In this judgment he had referred to the Canadian case of Meads v Meads ABQB 571, which discussed a particular category of vexatious litigant, sometimes known as “Freemen”, who “employ a collection of techniques and arguments promoted and sold by others to disrupt court operations and to attempt to frustrate the legal rights of governments, corporations, and individuals”.
Master Bell observed that the current case resembled this type of litigation. He noted Mr Foster’s odd mode of identification, and assertions that “enforcing statute on a man without his consent, when he has caused no harm or broken no contract is slavery” and “as one of the people I do not yield my sovereignty to the agencies of government that serve the people”.
Master Bell found that the “arguments the plaintiff has advanced have no effect or meaning in Northern Ireland law”.
In relation to the second, third and fourth defendants, Master Bell considered the specific torts alleged by the plaintiff.
In relation to Mr Wilkinson, the same torts were alleged as were alleged against Mr McPeake, and were dismissed on the same grounds.
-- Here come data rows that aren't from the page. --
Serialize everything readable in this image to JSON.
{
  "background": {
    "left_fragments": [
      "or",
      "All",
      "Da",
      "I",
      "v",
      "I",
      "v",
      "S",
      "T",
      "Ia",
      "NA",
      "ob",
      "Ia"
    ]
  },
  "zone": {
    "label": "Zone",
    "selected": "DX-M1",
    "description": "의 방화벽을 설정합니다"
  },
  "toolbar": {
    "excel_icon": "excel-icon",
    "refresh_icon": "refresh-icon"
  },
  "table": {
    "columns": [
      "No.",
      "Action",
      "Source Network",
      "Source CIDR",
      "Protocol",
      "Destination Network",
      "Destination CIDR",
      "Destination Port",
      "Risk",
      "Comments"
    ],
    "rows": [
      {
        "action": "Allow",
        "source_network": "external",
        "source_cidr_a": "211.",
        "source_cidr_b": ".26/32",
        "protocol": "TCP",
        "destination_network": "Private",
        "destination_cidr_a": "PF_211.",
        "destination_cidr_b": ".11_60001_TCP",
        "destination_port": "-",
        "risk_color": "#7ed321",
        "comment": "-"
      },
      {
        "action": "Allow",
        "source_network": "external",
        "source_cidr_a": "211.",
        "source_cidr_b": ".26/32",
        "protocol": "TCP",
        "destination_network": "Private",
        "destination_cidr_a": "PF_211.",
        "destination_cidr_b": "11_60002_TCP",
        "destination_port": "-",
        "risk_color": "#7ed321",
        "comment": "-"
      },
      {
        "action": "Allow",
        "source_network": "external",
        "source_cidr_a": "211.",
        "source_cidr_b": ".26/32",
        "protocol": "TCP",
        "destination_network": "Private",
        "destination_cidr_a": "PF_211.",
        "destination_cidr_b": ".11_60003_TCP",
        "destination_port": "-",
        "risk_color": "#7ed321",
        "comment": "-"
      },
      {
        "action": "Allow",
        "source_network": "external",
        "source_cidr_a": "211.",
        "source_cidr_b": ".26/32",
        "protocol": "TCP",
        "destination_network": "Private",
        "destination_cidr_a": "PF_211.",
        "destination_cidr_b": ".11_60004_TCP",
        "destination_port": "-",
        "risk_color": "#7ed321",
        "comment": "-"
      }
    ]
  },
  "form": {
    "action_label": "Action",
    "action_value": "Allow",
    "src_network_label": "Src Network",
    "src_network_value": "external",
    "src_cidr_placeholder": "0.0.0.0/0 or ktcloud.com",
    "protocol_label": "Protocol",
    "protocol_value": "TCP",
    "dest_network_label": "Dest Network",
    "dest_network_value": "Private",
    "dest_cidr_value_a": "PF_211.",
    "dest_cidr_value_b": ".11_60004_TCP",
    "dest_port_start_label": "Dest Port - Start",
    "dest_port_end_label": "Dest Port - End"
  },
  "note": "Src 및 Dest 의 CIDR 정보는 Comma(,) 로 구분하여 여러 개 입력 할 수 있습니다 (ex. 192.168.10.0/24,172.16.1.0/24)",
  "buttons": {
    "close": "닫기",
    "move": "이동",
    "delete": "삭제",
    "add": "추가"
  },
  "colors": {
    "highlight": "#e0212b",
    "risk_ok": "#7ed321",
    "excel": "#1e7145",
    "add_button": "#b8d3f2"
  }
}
Although Mr Wilkinson was Chief Executive Officer of Land and Property Services at the time of the compulsory purchase, he played no role in the valuation or vesting.
Mr Wilkinson, Mr Adair and Mr McCann were all accused of “Exceeding Jurisdiction”, which was struck out as it was not an existing tort and therefore not a reasonable cause of action. The accusation of “Non-payment of Bills” was also struck out on these grounds.
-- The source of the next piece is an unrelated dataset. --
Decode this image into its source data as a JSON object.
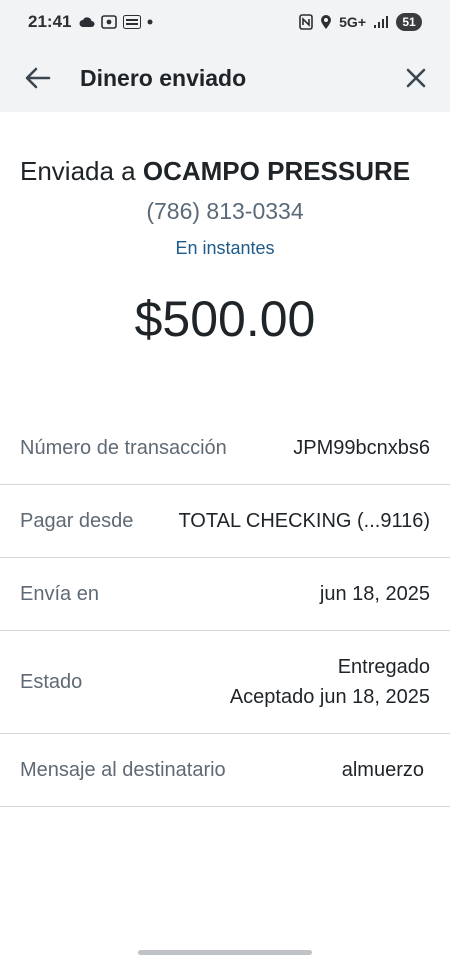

All three were also accused of Misconduct in Public Office. FollowingWatkins v Secretary of State for the Home Department and Others UKHL 17, this was found to have three ingredients: the defendant must be a public officer, exercising their power as a public officer, either specifically to injure the plaintiff or knowing that they had no power to do the act complained of and knowing that the act would probably cause injury.
It was found that although the third and fourth defendants had played minor roles in the second incident outlined above, there were no facts alleged to suggest that the third ingredient of the tort was present in respect of any of the defendants.
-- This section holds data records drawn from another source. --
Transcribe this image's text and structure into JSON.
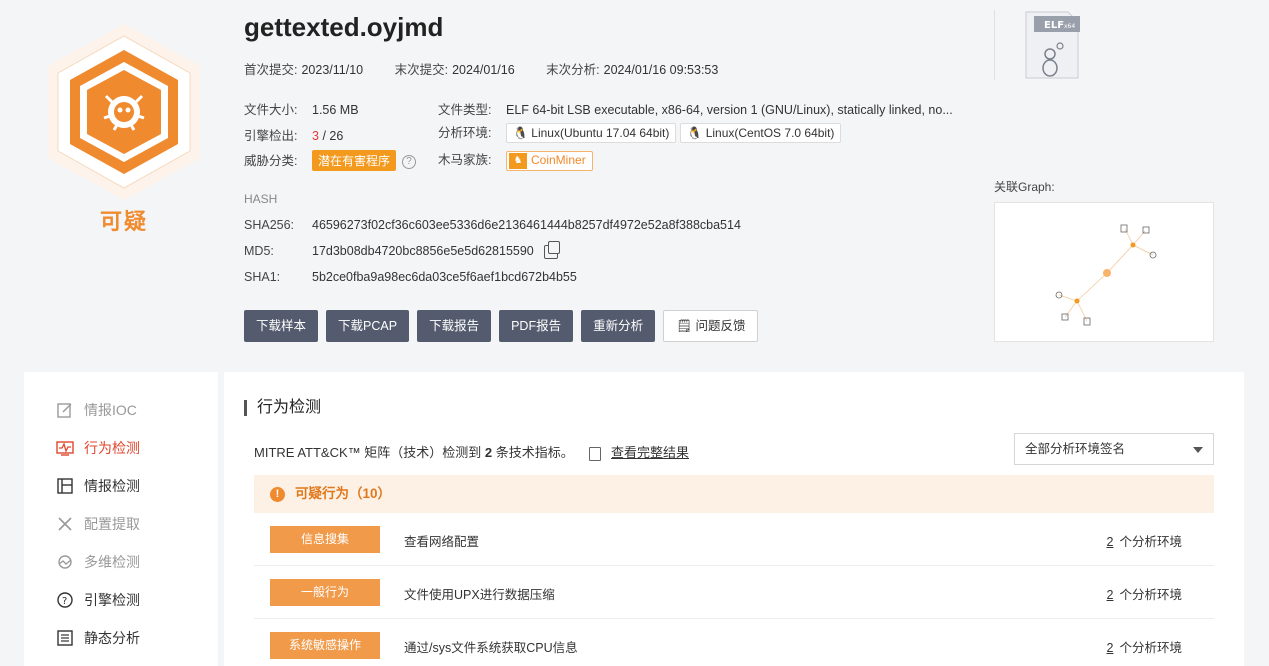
{
  "verdict": "可疑",
  "file_name": "gettexted.oyjmd",
  "dates": {
    "first_submit_label": "首次提交:",
    "first_submit": "2023/11/10",
    "last_submit_label": "末次提交:",
    "last_submit": "2024/01/16",
    "last_analysis_label": "末次分析:",
    "last_analysis": "2024/01/16 09:53:53"
  },
  "info": {
    "size_label": "文件大小:",
    "size": "1.56 MB",
    "type_label": "文件类型:",
    "type": "ELF 64-bit LSB executable, x86-64, version 1 (GNU/Linux), statically linked, no...",
    "engine_label": "引擎检出:",
    "engine_hits": "3",
    "engine_total": "/ 26",
    "env_label": "分析环境:",
    "env1": "Linux(Ubuntu 17.04 64bit)",
    "env2": "Linux(CentOS 7.0 64bit)",
    "threat_label": "威胁分类:",
    "threat": "潜在有害程序",
    "family_label": "木马家族:",
    "family": "CoinMiner"
  },
  "hash": {
    "title": "HASH",
    "sha256_label": "SHA256:",
    "sha256": "46596273f02cf36c603ee5336d6e2136461444b8257df4972e52a8f388cba514",
    "md5_label": "MD5:",
    "md5": "17d3b08db4720bc8856e5e5d62815590",
    "sha1_label": "SHA1:",
    "sha1": "5b2ce0fba9a98ec6da03ce5f6aef1bcd672b4b55"
  },
  "buttons": [
    "下载样本",
    "下载PCAP",
    "下载报告",
    "PDF报告",
    "重新分析"
  ],
  "feedback_button": "问题反馈",
  "elf_badge": "ELF",
  "elf_badge_sub": "x64",
  "graph_label": "关联Graph:",
  "sidebar": [
    "情报IOC",
    "行为检测",
    "情报检测",
    "配置提取",
    "多维检测",
    "引擎检测",
    "静态分析"
  ],
  "section_title": "行为检测",
  "mitre": {
    "prefix": "MITRE ATT&CK™ 矩阵（技术）检测到",
    "count": "2",
    "suffix": "条技术指标。",
    "link": "查看完整结果"
  },
  "env_select": "全部分析环境签名",
  "suspicious_header": "可疑行为（10）",
  "behaviors": [
    {
      "tag": "信息搜集",
      "desc": "查看网络配置",
      "env_count": "2",
      "env_text": "个分析环境"
    },
    {
      "tag": "一般行为",
      "desc": "文件使用UPX进行数据压缩",
      "env_count": "2",
      "env_text": "个分析环境"
    },
    {
      "tag": "系统敏感操作",
      "desc": "通过/sys文件系统获取CPU信息",
      "env_count": "2",
      "env_text": "个分析环境"
    }
  ],
  "colors": {
    "accent": "#f08a2e",
    "active_red": "#e0462d",
    "btn_dark": "#555b6e"
  }
}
The accusation of Defamation was struck out on similar grounds; that the Statement of Claim contained no allegations of facts which could support the claim.
Master Bell noted that: “This part of the litigation is simply an attempt to litigate matters in connection with the plaintiff’s unpaid rates bill. The defendants are civil servants. There is no allegation of any action that goes beyond the dispassionate fulfilment of their employment responsibilities. In that regard, bringing proceedings against Mr Wilkinson, Mr Adair and Mr McCann in respect of acts done by their organisation is frivolous or vexatious and it is otherwise an abuse of process.”
Mr McCann was also accused of “Malicious Prosecution”, relating to the plaintiff’s reference by Master Wells to Mr Justice Stephens for contempt of court. Master Bell found that it was not possible to bring an action against Mr McCann in respect of a judicial decision made by Master Wells, and that there was no reasonable cause of action, as well as being frivolous or vexatious and otherwise an abuse of process.
Finally, the plaintiff alleged that Mr Adair committed fraud by signing a document which misrepresented itself as a court summons.
Master Bell found that: “Even if a court were to view the wording on the document as somewhat misleading… it does not provide the plaintiff with a basis for bringing civil proceedings for fraud against an individual civil servant responsible for processing the documents as part of his or her daily responsibilities. It is therefore also appropriate to strike out this element of the plaintiff’s Statement of Claim as frivolous or vexatious and otherwise an abuse of process.”
Concluding, he observed that while “everyone will sympathise with someone in the situation where a compulsory purchase order is made in respect of property in negative equity, I must, for the reasons set out above, grant both applications and strike out the plaintiff’s hopeless action before any more public money is wasted defending it”.